L’Island Taxi Owners & Drivers Association étudie la possibilité d’entamer des actions légales sous la forme d’une injonction pour contester les nouvelles mesures de la Tourism Authority à l’effet que les “contracts cars” et les taxis provenant d’autres bases d’opération que ceux postés devant les établissements hôteliers n’auront plus accès à l’enceinte des hôtels pour récupérer des touristes à des fins d’excursions et sorties, et ce à partir du 15 juin prochain.

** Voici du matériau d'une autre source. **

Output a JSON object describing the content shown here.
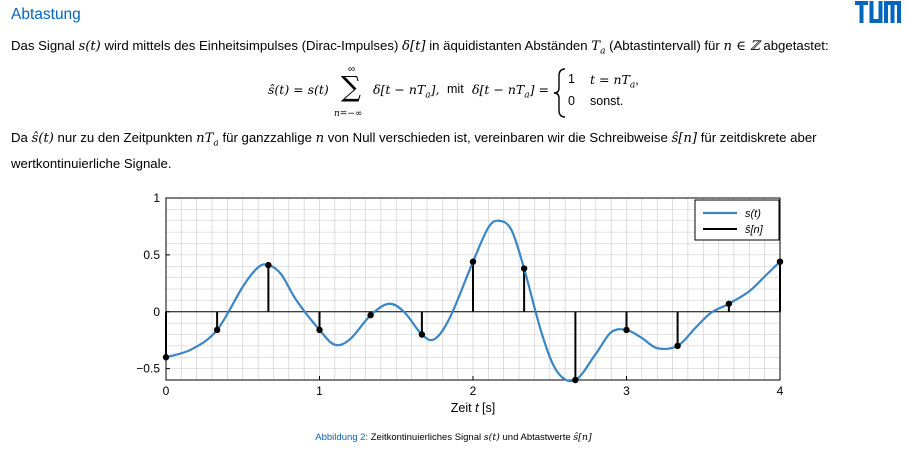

L’Island Taxi Owners & Drivers Association regroupe les chauffeurs de taxis dits « externes ». Ces derniers opèrent après un système de “voucher” émis par des tour-opérateurs avec qui ils travaillent directement. L’heure et la date à laquelle le client d’hôtel doit être récupéré sont mentionnées sur ce “voucher” et le chauffeur de taxi se doit de le présenter à la porte principale de l’hôtel afin d’obtenir l’accès à l’enceinte de celui-ci pour récupérer les clients. Mais à compter du 15 juin prochain, date à laquelle une série de nouveaux règlements entreront en vigueur concernant le service de taxi dans les hôtels et à l’aéroport, cette pratique ne sera plus possible. Ces nouvelles mesures ont été mises en circulation par la Tourism Authority aux établissements hôteliers le mois dernier.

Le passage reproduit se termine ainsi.